A study reveals keys to successful weight maintenance in young adults
In young adulthood, the beginnings of life-long obesity start. An intervention in early adulthood could make the difference and improve health for a whole lifetime. The problem, to date, has been a lack in quality studies and a poor understanding of what would be required to prevent weight gain on a population-wide scale. The factors causing weight gain are poorly understood in this group. I can remember when I started college we were reminded about the “freshman 20” which referred to the standard weight gain of 20 pounds during one’s freshman year in college. This study documents factors that are important during this period of young adulthood in which weight gain begins to challenge the majority of young adults.
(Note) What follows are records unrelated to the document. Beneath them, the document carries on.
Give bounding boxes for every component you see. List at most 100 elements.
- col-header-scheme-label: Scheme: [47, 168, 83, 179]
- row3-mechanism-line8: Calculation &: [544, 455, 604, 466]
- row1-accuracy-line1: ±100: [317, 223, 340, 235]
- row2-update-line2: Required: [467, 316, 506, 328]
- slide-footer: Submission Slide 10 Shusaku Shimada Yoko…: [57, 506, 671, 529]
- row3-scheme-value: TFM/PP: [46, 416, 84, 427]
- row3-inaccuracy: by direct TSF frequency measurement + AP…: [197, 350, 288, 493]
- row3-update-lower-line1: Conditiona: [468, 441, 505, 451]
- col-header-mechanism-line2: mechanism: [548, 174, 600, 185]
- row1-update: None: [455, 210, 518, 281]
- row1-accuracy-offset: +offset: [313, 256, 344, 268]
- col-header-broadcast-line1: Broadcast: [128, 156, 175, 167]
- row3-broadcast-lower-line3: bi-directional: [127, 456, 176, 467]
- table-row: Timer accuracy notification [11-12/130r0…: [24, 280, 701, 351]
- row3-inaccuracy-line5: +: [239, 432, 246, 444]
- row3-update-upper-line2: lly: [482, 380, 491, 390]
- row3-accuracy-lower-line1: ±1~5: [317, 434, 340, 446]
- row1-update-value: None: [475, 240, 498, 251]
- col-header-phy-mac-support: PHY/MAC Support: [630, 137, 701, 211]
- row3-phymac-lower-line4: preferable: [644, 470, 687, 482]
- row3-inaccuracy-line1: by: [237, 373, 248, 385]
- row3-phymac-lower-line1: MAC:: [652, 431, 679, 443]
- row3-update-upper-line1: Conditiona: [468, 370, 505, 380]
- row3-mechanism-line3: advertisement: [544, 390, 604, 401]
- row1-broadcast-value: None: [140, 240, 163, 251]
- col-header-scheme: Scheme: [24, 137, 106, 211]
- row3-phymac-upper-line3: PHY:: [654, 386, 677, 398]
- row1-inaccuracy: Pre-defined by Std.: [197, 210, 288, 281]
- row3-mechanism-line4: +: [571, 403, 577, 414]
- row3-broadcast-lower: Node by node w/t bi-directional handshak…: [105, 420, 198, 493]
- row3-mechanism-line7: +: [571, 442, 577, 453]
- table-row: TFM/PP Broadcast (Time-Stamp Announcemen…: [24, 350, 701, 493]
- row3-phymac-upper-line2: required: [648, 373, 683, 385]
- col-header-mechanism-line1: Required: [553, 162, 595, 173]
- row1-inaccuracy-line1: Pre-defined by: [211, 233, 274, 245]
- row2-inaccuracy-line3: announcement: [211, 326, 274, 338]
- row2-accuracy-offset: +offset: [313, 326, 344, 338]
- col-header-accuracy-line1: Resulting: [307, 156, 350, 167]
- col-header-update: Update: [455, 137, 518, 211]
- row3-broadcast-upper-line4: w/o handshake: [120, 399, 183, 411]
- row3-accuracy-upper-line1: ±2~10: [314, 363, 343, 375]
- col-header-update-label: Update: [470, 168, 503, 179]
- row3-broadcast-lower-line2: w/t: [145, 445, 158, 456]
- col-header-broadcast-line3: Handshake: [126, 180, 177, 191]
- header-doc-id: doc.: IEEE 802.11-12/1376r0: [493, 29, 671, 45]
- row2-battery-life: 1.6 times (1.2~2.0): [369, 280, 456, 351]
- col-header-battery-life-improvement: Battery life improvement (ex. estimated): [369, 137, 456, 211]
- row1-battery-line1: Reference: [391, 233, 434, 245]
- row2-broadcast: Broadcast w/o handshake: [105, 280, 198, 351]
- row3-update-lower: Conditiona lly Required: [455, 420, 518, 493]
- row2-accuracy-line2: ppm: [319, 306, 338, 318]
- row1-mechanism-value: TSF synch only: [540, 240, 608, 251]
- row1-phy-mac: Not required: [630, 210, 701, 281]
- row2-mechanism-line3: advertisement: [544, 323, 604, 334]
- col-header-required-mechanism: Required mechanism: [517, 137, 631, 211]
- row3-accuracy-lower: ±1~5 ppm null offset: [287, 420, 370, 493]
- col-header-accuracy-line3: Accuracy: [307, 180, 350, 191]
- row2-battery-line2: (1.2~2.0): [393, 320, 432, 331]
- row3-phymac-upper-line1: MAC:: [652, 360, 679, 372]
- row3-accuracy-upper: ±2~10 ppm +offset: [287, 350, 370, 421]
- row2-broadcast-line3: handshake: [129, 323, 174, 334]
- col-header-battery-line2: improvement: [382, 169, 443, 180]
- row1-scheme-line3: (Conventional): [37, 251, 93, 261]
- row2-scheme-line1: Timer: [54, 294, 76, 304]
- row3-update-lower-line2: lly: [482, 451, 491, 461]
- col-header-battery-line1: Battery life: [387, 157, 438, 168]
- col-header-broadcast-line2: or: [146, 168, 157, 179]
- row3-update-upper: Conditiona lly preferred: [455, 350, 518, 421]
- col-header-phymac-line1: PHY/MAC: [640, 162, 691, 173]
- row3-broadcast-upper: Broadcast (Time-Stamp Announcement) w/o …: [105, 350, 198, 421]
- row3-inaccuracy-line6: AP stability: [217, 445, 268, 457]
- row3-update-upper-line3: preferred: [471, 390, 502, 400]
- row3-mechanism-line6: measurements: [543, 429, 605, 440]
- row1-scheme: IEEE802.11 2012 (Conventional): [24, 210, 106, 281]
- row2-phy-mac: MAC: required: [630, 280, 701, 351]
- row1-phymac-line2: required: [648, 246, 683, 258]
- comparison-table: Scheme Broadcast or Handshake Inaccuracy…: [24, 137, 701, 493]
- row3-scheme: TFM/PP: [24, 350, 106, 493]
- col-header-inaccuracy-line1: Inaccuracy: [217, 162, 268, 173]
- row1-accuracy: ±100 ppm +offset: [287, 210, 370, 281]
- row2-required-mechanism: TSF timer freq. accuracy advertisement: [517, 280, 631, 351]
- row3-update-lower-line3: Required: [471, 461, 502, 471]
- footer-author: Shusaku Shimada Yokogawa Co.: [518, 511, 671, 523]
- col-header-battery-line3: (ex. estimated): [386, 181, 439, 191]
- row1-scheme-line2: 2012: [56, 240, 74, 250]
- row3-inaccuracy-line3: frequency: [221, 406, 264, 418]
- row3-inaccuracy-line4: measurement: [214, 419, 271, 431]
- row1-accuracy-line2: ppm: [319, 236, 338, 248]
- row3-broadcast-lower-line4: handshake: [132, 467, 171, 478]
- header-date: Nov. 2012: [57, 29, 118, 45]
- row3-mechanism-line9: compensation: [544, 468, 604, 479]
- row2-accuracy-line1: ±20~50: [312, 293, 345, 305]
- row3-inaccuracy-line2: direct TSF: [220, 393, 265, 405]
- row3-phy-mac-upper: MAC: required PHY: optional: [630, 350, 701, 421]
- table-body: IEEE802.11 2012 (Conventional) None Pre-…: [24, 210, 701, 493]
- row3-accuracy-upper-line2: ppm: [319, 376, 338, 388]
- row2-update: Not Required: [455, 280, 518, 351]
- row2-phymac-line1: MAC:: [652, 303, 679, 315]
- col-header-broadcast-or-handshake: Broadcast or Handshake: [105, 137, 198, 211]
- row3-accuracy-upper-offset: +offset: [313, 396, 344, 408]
A new study which released in March of 2018. The goal of the study was to observe successful weight observe successfully maintenance over ten years in young adults. This prospective study looked at successful weight maintainers and look for factors that may have contributed to this success. It is important to note that you cannot determine causation in an observational or prospective study, but links are helpful in establishing potential causes. The study included 2452 women and 2227 men born in 1975–1979. This study had an attrition rate of 27.1% and the mean age was 24 years. The researchers defined weight maintenance as a weight maintained at ± 5% of the baseline BMI. Only approximately one-quarter of the male (23%) and female (28.6%) subjects were able to maintain your weight over the 10-year span. Net weight loss was also uncommon. It is not surprising that most participants gained weight with a mean annual weight gain was 0.9 kg in women and 1.0 kg in men. Among women, exercise was associated with successful weight maintenance. Women having two or more children, frequent use of sweet drinks, irregular eating, history of dieting and low life satisfaction tended to gain weight. Among men, higher baseline BMI and higher education were associated with successful weight maintenance. Irregular eating, history of dieting and smoking were associated with weight gain in men.
The bottom line: Only about a quarter of young adults were able to resist weight gain. Regular eating and having no history of dieting were associated with successful weight maintenance in young women and men. I am not surprised that a lack of dieting was associated with weight maintenance. I suspect that people who maintain their weight are less likely to diet and not the opposite. More research is needed.